In answering these questions it was noted that mission happens when the Church is in engagement with the World, and that in order to be effectively engaged we need to develop a moral outlook that is not simplifying or dismissive in attitude, but rather one that builds confidence, assertiveness and freedom. In addition, there is a need to recognise the syncretistic nature of African Christianity – something that is also true of the Western approach to the Christian Faith – if we are to build a new moral base in our society.
Underlying the above is the question, “How do we formulate a Christian society, and how do we influence South African society with this vision?” There are no simple answers, but a partial answer is that we need to own responsibility, backed by an informed personal position refined through public debate. We need to gain a high level of identification and agreement on the issues, and those that are of priority. We need to abandon an “all or nothing” approach in our Biblical interpretation in order to develop a public Theology, including openness to the integration of other societal disciplines (economics, politics …) with our Theological development. We need to acknowledge issues of pronounced patriarchy – men’s oppression of women – and the related pandemic of HIV/AIDS where poor black women in particular suffer: in this regard Biblical interpretation from a patriarchal perspective becomes an obstacle by habitually negating the validity of women’s experience. Once consensus is reached through dialogue, we need to find ways to translate our vision in such a way that it is palatable to a pluralistic society, which often embraces an “anything goes!” approach.
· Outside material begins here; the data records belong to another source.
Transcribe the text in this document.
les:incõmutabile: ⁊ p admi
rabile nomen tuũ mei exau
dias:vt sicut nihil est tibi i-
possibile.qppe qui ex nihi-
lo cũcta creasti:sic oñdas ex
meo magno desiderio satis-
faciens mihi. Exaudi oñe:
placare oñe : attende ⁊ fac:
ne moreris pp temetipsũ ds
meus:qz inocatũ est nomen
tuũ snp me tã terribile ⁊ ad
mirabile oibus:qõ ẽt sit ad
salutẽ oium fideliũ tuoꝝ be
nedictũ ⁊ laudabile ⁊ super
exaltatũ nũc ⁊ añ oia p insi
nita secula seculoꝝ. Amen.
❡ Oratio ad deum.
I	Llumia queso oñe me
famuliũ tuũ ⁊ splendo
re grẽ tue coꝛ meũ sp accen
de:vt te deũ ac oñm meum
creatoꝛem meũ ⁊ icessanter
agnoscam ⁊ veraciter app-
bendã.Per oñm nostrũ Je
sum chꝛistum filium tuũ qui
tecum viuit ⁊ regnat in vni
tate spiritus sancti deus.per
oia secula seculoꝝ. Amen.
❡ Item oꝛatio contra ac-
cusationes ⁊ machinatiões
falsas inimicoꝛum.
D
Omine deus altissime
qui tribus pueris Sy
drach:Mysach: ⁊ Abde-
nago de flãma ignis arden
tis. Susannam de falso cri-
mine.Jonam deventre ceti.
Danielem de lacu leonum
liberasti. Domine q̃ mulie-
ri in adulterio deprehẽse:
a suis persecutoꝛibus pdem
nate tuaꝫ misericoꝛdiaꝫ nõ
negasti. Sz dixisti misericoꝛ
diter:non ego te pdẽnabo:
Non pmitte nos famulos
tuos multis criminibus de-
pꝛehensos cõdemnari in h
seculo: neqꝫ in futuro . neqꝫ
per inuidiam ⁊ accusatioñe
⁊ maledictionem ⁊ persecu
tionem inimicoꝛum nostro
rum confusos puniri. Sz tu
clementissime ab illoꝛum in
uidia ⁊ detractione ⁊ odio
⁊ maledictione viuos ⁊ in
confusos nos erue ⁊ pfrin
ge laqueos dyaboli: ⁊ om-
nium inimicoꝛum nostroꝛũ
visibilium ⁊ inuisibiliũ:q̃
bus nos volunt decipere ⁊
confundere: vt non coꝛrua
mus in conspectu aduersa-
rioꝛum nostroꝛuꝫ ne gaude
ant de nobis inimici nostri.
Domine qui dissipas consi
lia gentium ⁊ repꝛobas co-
We should not allow a concern that such translation will compromise our Christian foundation, for this is unlikely if we seek to uphold the values enshrined in our Constitution in the process.
We were challenged to embrace a pastoral response in interacting with our society, to be bridge-builders, building links between: constitutional rights and religious identity; the judging voices of Christians and those rendered voiceless by religion; fundamentalist/dogmatic voices and those demonised through these judgmental attitudes; fixed forms of traditional morality and fluid internalisation of the best of pluralistic views; the sacred and the profane; hurts of the past and the healing of the future. Essentially a challenge to allow the Church to be the Church, as hard and costly as this will be!
Going forward, we must not underestimate the influence of religion on society – the majority of South Africans claim to be Christian, and many others religious. The task is to move ahead as Church, to regain a progressive voice, and to develop tools that will help individuals to live out their faith. Do we have the courage, as Christians and as Anglicans, to regain our prophetic voice?
Acknowledgement must be given for the high level of academic input received, along with meaningful and stimulating engagement, that has informed the above reflection that contains the helpful insights of the following: Profs D Masoma, R Dolamo, M Masenya, C Landman; Drs J Aristide (President of Haiti), M Naidoo, P Lenka Bula; Canon Prof Martyn Percy and Rev’d Emma Percy. Our grateful thanks to each for their contribution to our week together, and to Bishop Dr J Seoka and Sub-Dean Prof B Pityana for their contribution and vision.